De acordo com o linguista tcheco Roman Jacobson, em seu estudo das funções da linguagem, Machado dá pinotes pelos meandros da metalinguagem. Já temos algumas provas de que o autor nos está pregando alguma peça. Por quê? Porque ele quer melhorar o ser humano, “castigando-o”.

Vamos ver alguns detalhes do “desenredo”. O cônego Matias é desafiado a fazer um sermão de extrema responsabilidade. Como era vaidoso, sonha escrever uma peça de oratória que o levará aos pináculos da fama. Esse desejo o conduz ao desvario, que se espalha pelos compartimentos mentais.

Assim, ao detalhar melhor as técnicas da fala formal, o narrador, único personagem do conto, envereda por várias fantasias. Por exemplo, para fazer o leitor entender as questões levantadas, ele reveste a discussão com os panos quentes das técnicas linguísticas, tais como afirmar que “as palavras têm sexo”. Antes disso, já havia dito que os substantivos nascem em um hemisfério do cérebro e os adjetivos, no outro. Ou seja: o ato de escrever envolve a percepção de que, para obter bons resultados, é preciso que os termos e palavras “se aproximem” uns dos outros.

Vale lembrar que Matias, de início, não aceita o pedido. Porém, depois que se vê envolvido pelo fascínio da arte de criar, revela uma faceta essencial do ser humano: a vaidade. Queria brilhar sob os holofotes das palavras e figuras de retórica. O cônego chega ao cúmulo de criar duas personagens abstratas: Sílvio e Sílvia; o primeiro representa metonimicamente o substantivo; a segunda, o adjetivo. Amam-se. É claro, leitor, que isso representa o “casamento dos dois”. E, desta forma, o autor nos coloca em face da questão central: o poder imenso da linguagem e seus mecanismos de funcionamento, como a sintaxe, por exemplo. Todas as classes gramaticais sempre juntinhas e agarradas, em verdadeira lua de mel.

Esse desfecho salutar entre as “palavras personagens” é, enfim, o tão almejado estilo. Um trecho do Cântico dos Cânticos de Salomão abre a discussão que termina com essa união de opostos entre as “palavras personagens”. Caro leitor, seria hora de perguntar: e o idílio que o cônego constrói vem se mostrar à luz do céu e às brumas da alma? O que se sabe ao final é que o autor aponta para seu leitor e indaga: estamos preparados para adentrar no ventre macio das palavras? Parece-me que Sílvio e Sílvia (sempre nessa ordem) enfim se encontraram. Onde? No papel, é claro.

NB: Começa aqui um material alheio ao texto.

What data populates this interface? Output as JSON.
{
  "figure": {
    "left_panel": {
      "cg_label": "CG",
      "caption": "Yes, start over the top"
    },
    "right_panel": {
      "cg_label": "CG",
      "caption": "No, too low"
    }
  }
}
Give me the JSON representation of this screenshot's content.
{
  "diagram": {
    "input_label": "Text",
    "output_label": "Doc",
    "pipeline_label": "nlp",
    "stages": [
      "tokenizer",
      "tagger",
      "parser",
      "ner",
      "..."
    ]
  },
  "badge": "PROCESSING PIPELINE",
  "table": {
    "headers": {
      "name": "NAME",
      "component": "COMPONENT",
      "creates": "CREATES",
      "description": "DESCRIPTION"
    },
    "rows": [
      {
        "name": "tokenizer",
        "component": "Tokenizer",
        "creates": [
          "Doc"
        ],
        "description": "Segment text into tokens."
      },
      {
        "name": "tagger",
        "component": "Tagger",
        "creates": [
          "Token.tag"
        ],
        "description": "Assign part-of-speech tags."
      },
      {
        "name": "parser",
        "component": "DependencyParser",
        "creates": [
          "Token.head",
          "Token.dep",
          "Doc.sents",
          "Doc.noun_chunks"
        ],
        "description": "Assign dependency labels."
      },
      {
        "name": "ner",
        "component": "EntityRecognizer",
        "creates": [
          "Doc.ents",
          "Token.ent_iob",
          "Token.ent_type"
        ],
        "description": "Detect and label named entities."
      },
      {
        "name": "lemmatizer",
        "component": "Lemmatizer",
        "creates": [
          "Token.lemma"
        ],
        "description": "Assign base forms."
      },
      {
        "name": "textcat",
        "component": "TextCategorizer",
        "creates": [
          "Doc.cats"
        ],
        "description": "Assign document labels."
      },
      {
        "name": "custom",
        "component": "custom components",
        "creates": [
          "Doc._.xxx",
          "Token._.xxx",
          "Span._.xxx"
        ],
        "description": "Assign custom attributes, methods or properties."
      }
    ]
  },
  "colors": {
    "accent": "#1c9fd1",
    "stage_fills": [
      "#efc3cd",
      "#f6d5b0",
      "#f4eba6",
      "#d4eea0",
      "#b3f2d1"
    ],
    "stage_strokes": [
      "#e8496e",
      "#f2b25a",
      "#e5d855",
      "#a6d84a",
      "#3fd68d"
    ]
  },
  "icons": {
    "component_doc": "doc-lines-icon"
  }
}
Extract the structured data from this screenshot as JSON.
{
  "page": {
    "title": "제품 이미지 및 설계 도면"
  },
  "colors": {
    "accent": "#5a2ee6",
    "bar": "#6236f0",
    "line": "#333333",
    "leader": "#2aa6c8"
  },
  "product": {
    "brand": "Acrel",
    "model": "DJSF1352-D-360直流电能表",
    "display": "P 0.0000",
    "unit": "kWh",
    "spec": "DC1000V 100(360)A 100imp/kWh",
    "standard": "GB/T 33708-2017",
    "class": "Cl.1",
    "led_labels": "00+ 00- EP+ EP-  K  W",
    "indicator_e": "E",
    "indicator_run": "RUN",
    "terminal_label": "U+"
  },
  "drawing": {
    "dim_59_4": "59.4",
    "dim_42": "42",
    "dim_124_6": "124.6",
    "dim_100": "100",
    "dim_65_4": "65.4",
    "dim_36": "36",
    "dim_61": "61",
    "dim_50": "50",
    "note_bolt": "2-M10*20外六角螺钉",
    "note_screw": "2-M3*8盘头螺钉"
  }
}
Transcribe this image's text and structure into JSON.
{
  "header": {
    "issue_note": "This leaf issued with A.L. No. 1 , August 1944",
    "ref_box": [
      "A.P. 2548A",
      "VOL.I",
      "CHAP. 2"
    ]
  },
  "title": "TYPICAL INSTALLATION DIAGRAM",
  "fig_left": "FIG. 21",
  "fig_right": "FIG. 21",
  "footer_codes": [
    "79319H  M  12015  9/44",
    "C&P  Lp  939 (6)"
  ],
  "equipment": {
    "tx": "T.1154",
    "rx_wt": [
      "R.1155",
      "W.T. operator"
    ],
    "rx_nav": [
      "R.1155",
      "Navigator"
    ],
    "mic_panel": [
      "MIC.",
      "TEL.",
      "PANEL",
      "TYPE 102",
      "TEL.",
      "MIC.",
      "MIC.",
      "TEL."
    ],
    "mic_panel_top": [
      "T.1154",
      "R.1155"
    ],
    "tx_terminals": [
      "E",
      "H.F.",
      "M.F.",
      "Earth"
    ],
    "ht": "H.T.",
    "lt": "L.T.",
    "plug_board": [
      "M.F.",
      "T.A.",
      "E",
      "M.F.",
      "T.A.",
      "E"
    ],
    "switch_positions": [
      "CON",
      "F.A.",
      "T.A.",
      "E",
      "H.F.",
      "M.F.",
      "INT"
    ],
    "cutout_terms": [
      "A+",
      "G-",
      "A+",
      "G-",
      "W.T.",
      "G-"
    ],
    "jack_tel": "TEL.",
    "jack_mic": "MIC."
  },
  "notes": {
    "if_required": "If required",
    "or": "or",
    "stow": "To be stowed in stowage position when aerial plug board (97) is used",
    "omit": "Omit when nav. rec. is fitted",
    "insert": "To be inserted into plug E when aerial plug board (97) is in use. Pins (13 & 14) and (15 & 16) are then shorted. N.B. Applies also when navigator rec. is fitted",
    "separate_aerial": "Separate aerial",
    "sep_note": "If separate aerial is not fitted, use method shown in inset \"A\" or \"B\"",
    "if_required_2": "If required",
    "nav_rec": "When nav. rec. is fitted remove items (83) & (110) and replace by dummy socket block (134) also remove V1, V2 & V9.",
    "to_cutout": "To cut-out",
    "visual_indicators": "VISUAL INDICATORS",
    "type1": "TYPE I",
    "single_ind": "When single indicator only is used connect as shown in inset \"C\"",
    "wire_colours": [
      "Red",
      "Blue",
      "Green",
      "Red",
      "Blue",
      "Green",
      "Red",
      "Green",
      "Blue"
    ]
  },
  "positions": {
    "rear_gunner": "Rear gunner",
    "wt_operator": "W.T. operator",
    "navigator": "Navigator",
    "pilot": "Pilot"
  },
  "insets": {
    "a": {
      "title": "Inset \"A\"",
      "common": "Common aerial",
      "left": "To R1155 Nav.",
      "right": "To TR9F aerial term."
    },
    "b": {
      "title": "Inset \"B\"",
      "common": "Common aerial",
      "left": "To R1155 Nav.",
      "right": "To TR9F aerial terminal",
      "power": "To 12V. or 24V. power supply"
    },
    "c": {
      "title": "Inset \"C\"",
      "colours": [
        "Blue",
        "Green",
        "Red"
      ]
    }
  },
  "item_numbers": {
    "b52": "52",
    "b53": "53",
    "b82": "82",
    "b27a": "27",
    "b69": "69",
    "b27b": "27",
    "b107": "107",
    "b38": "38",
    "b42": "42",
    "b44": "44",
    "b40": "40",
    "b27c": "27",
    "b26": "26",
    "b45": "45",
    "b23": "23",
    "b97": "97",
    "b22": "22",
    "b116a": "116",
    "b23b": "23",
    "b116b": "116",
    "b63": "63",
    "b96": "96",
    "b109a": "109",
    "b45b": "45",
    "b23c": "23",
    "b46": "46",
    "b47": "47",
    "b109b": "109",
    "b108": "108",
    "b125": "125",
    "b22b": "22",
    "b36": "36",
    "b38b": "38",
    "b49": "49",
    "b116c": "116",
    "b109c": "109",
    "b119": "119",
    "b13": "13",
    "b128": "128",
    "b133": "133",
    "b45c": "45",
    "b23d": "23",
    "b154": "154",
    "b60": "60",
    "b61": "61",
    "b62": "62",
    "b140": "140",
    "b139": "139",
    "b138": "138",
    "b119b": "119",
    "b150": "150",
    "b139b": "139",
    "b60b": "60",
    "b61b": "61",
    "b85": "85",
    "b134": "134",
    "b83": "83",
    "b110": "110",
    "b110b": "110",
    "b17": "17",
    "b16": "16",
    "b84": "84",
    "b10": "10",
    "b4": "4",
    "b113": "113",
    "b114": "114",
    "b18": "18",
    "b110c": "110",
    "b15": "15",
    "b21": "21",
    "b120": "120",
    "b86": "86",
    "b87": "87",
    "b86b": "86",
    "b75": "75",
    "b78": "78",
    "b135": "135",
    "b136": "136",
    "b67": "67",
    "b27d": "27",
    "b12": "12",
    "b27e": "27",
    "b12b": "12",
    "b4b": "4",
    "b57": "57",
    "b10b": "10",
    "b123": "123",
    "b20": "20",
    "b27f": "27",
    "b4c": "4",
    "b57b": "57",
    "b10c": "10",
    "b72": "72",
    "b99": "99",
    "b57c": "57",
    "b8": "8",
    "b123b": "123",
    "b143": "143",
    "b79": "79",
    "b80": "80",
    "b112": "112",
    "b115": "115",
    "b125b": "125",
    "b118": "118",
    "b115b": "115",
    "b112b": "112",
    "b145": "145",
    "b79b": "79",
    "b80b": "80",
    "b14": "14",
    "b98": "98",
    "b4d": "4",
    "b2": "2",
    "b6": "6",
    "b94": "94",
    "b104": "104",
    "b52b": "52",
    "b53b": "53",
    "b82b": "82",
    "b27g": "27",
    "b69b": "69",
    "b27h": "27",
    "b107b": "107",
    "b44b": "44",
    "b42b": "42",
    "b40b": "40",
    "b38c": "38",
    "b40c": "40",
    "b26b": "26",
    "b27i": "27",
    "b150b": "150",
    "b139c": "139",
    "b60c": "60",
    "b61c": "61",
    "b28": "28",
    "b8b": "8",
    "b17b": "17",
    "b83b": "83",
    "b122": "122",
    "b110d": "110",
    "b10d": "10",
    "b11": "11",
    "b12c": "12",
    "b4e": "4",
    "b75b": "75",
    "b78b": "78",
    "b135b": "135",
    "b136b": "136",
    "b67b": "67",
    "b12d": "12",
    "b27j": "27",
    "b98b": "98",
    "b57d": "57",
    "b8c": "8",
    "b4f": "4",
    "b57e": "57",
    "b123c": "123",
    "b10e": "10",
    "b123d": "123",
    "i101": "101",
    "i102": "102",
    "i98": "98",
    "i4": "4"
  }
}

Eis aí, em linhas gerais, a prodigiosa viagem pelos desvãos do homem e vielas estreitas e fundas da linguagem. O leitor jamais será o mesmo depois do cansaço de andar por aí a perseguir palavras que são difíceis de alinhavar. E por onde estará vagando o cônego? Por esse mundo vasto, armado com uma rede para caçar palavras em lugar das borboletas. Silvia e Sílvio? Esses estão bem casados.

E os substantivos e adjetivos serão mesmos seus substitutos? Não se esqueça, amado leitor, que a metafísica não estuda o estilo, mas... o quê mesmo? O autor, o velho bruxo, fez essa confusão com o significado de palavra tão inacessível por desconhecimento? Ou ele está consciente da confusão que gera na cabecinha dos seus leitores e dos examinadores das bancas dos vestibulares? Machado sempre será Machado.

Será que Sílvio e Silvia continuam agarradinhos como um objeto direto gruda no verbo transitivo direto? Por exemplo: “Sílvio (sujeito simples) adora (verbo transitivo direto, predicado verbal) Sílvia (objeto direto)”. De fato, eles se conjugam bem, são transitivos. Matias, na igreja de sua paróquia, depois de ter desistido de compor o idílio que nunca saiu de sua cabeça, ensaia o sermão da próxima missa. Mas calma! Na análise sintática acima há um sutil detalhe a acrescentar. Como o objeto direto do verbo “ama(r)” é um nome próprio (Sílvia), o objeto direto aceita preposição e passa a chamar-se “objeto direto preposicionado”. Amém!